Ciò che colpisce del matrimonio in laguna di Bezos e Sanchez, oltre alla presenza di Leonardo Di Caprio che evidentemente è ambientalista a giorni alterni, non è l’evento in sé ma l'evento in noi: la nostra devota ossessione per queste cerimonie da soap opera turbo-capitalista. Diversamente non le copieremmo. E non vale dire "io non le copio": siamo tutte e tutti parte della stessa civiltà, tu non le copierai ma la tua vicina di casa sì. 

Perché sì, ci indigniamo, protestiamo, urliamo parole come “decadenza”, “oligarchia”, “disuguaglianza”. Ma nel frattempo zoommiamo sulle foto del vestito, contiamo gli ospiti, ridiamo dei meme, vogliamo sapere cosa hanno mangiato e chi ha cucinato. Dove hanno dormito. Quanto costano le cose che posseggono.

Tutte cose che non facciamo, non con lo stesso spirito critico e polemico, quando vediamo i video del bimbo che indossa un mini smoking bianco seduto come un pachà sul sedile della limousine. Lui, i suoi genitori, le zie e i nonni, fingono di vivere un sogno e noi li perdoniamo perché sappiamo che non possono permettersi che quel sogno duri tutta la vita.

Critichiamo lo sfarzo a gran voce solo se ostentato da chi già deprechiamo per altre ragioni. Il cortocircuito è evidente, almeno a chi scrive: l’unico elemento che ci accomuna all’élite è la spettacolarizzazione del nulla ma è anche la stessa cosa che detestiamo.

indebitarsi e noleggiare una limousine per la comunione

Abbiamo un problema di valori? No, abbiamo un deserto. I modelli non sono in crisi: sono estinti. Chi cerca ispirazione trova solo gente che sorride con denti sbiancati, che sponsorizza acque minerali da 50 euro mentre il popolo assetato guarda. Desidera. Ed emula, impoverendosi.

Perché se la massima aspirazione di una famiglia di periferia è trasformare una comunione in un evento da influencer, forse la colpa non è loro. È che abbiamo tutti interiorizzato una bugia: che il valore sta nel farlo vedere, non nel viverlo. E così restiamo sia complici che vittime di un grande Truman Show sociale, in cui i matrimoni VIP sono l’ennesimo episodio. E la limousine per la Prima Comunione? Solo il nostro modo, tragico e ridicolo, di partecipare alla festa.
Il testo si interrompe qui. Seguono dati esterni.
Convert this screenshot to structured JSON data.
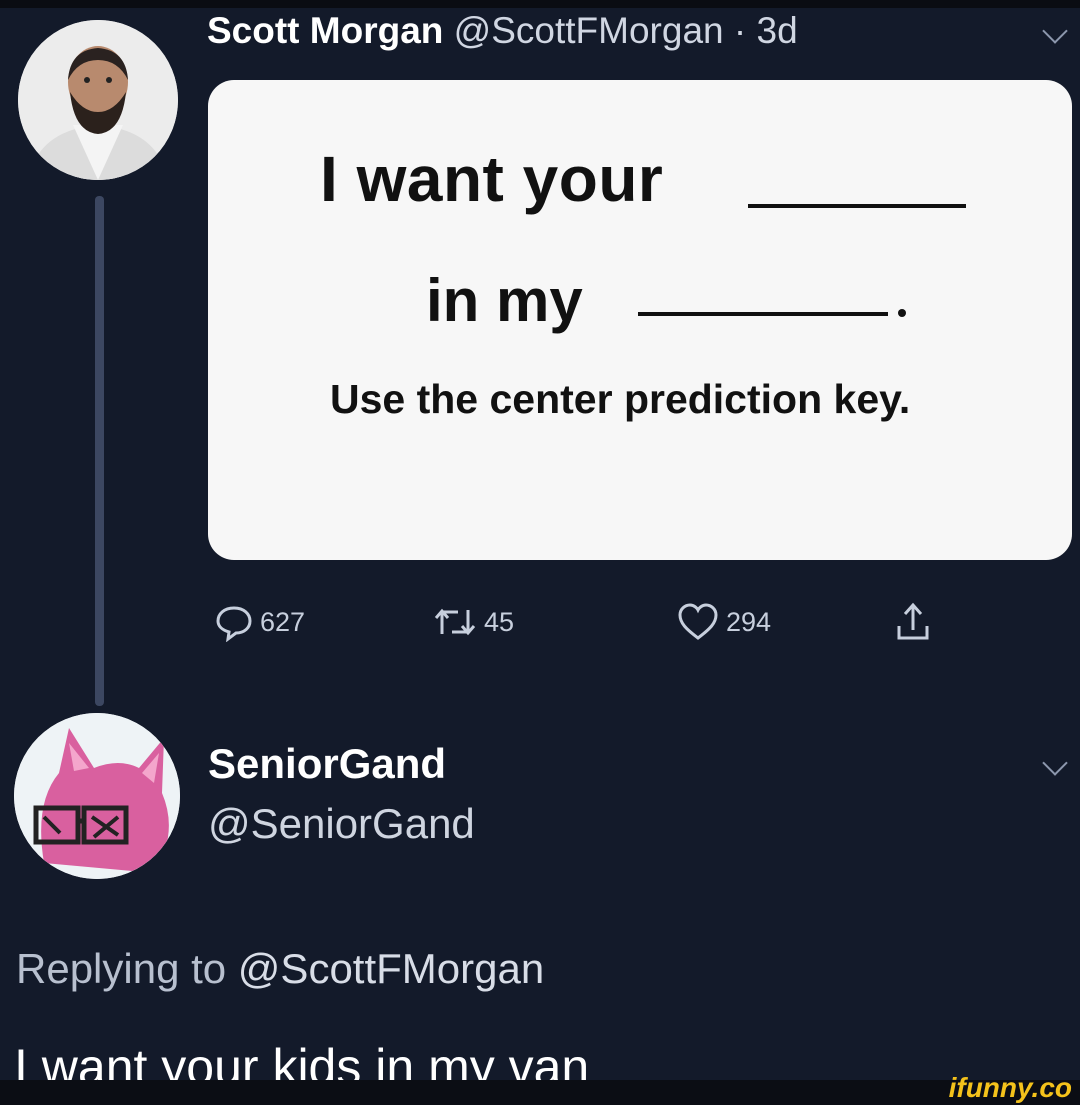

“Solo i poveri possono permettersi il lusso di essere morali,” scriveva Oscar Wilde con la solita lucidità pungente. Ma oggi come oggi, perfino la morale non è più un lusso di chi non ha budget. Sospesi tra il vomitare indignazione e cliccare compulsivamente su ogni gallery, siamo tutt'altro che superiori, tutt'altro che spettatori innocenti. Perché, a ben vedere, il matrimonio da milioni con tanto di gondole sanificate a uso di miliardari non è poi così lontano dalla comunione in limousine nei sobborghi. Cambia il budget, non il messaggio: "Guardatemi. Esisto. Ho (forse) valore". 

l'invidia sociale, l'emulazione, l'ossessione

Forse non abbiamo un problema di valori ma di messinscena, di idolatria del successo ostentato. Questa è l’amara verità che fatichiamo ad ammettere: le celebrità e le loro modalità di vita esistono perché noi legittimiamo le prime e le seconde. Non sono creature mitologiche cadute dall’alto, sono prodotti di uno sguardo collettivo, il nostro. E non è lo sguardo distratto del passante: è quello famelico dell’imitazione.

Li osserviamo, li clicchiamo, li commentiamo e soprattutto li replichiamo, anche goffamente, illudendoci di essere visti e viste per un attimo come loro, per sentirci celebrità a nostra volta. E non è chiaramente mai inutile, una protesta politica, anzi: ma occorre essere consapevoli che ad agire la protesta e a problematizzare gli stili di vita e gli eccessi di molte celebrità è solo una a nicchia intellettuale, e che il 90 per cento della società le assume come modelli di riferimento.